Basics of Secondary Sources

Secondary sources are sources that refer NOT to the original work, but to a researcher/author who cited that original source.  

Secondary source citations should appear in the text like this: 

  • Baboian (2011, as cited in Leonardi, 2019)—when the author is discussed in the narrative (narrative citation) 

  • (Baboian, 2011, as cited in Leonardi, 2011)—when the citation is only presented in the parentheses (i.e., the author is not mentioned in the sentence; parenthetical citation) 

  • NOTE: the reference should appear in the Reference List according to the APA formatting rules for that type of source. 


Burnout is a melding of job stress, feeling overwhelmed, and being exhausted at and by work (Maslach, 1982, as cited in Shaufeli et al., 2017). 

  • Here, Maslach is the original author of the idea being cited, but the function of this secondary source indicates that the writer is not actually citing the discussion of Maslach, but another set of researchers’ (Shaufeli et al.) interpretation of Maslach. 

  • Generally, it is best that the author of this work to obtain the original source, then read and cite the original Maslach.  

  • It may be useful to cite Shaufeli et al. as well. For instance, maybe this set of authors added to or expanded Maslach’s ideas.   

  • Form and Style Editors would recommend that the writer read and cite all relevant sources and opt for a citation with multiple sources, rather than a secondary source. 


Utility of a Secondary Source

As indicated in this example, the utility or function of a secondary source is to cite one writer/researcher’s (or set of writers/researchers) interpretation of another’s work.  

Secondary sources are problematic, in general scholarship, because it is a little like playing telephone; the current writer is relying on another’s explanation of someone else’s work. In the Walden capstone study, student writers should always go to the original source for the original material (as the three bullet points suggest). 

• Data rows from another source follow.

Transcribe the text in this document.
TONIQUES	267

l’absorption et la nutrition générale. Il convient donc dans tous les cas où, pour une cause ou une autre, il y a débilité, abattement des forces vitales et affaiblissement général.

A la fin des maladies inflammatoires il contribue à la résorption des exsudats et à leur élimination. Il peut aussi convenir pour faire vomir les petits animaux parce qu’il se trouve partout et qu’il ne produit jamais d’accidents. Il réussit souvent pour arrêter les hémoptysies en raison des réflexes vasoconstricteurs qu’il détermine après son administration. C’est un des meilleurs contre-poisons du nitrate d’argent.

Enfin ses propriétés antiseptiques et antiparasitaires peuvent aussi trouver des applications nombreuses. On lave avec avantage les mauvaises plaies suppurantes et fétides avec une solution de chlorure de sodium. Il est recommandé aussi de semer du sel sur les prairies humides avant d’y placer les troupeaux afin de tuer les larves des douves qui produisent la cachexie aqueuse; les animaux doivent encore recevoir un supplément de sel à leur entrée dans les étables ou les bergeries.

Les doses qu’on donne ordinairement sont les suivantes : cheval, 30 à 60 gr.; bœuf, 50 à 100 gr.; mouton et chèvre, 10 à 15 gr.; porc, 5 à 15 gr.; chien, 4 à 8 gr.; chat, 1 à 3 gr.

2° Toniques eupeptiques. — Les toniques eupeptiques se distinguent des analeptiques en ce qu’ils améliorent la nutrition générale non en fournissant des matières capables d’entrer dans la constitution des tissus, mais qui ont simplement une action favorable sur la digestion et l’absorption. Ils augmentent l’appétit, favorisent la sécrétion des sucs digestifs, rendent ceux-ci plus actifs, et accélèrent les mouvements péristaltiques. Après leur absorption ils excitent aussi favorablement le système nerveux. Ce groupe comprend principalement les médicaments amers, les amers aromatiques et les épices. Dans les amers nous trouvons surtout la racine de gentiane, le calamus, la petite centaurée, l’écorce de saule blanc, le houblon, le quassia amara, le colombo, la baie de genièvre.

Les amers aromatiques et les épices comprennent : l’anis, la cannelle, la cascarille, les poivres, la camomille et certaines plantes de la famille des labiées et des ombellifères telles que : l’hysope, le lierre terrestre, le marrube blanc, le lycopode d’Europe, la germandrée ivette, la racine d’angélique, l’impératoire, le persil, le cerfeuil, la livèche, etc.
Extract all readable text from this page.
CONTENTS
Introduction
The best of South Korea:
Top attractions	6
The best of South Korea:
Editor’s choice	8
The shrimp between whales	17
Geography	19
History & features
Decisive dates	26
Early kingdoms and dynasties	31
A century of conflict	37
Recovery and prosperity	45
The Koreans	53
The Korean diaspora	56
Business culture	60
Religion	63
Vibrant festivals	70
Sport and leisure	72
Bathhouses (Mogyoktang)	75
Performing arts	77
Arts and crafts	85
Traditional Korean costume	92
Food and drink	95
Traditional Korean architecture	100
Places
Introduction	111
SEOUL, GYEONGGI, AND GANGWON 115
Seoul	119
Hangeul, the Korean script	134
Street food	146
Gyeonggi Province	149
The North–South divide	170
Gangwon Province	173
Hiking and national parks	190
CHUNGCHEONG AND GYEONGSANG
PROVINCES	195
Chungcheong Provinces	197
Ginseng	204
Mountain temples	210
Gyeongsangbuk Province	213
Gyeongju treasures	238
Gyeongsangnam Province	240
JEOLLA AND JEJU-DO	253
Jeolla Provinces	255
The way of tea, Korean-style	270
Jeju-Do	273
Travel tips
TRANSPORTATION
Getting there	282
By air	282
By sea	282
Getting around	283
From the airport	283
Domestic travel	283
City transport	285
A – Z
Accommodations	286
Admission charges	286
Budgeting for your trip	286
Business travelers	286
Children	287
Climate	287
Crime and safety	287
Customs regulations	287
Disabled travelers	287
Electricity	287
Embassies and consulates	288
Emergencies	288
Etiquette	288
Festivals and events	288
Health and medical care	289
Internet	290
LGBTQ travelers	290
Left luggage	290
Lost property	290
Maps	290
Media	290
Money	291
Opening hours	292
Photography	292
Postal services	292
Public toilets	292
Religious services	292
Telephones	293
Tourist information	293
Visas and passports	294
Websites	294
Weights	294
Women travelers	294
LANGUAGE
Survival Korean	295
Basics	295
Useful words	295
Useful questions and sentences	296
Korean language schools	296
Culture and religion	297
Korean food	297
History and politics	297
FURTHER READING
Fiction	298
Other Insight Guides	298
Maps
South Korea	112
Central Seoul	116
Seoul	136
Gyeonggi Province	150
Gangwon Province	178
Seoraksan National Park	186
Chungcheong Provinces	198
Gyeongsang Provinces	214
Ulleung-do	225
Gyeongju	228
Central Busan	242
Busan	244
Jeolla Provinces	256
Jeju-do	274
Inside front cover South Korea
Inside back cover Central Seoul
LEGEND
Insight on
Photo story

When a Secondary Source May be Necessary

There are a few instances where a secondary source may be necessary in a Walden capstone study. Form and Style Editors recommend that student writers only use secondary sources in Walden capstones (and as a general practice in scholarship) under the following circumstances: 

  • The original author’s work is out of print or otherwise unattainable. It may be an older, seminal source that a writer simply cannot find. In this instance, a secondary source may be useful. 

  • Similarly, a secondary source may be appropriate if the writer cannot access the original source or the expense to obtain the source is excessive. 

  • Finally, the other instance where a secondary source may be appropriate in a Walden capstone is if the original source is only presented in a language that the writer does not read. It may be that the writer simply cannot access the original source in a language the writer is familiar with, or the writer may be unable to access an appropriate translation. In this instance, the writer could rely on a secondary source.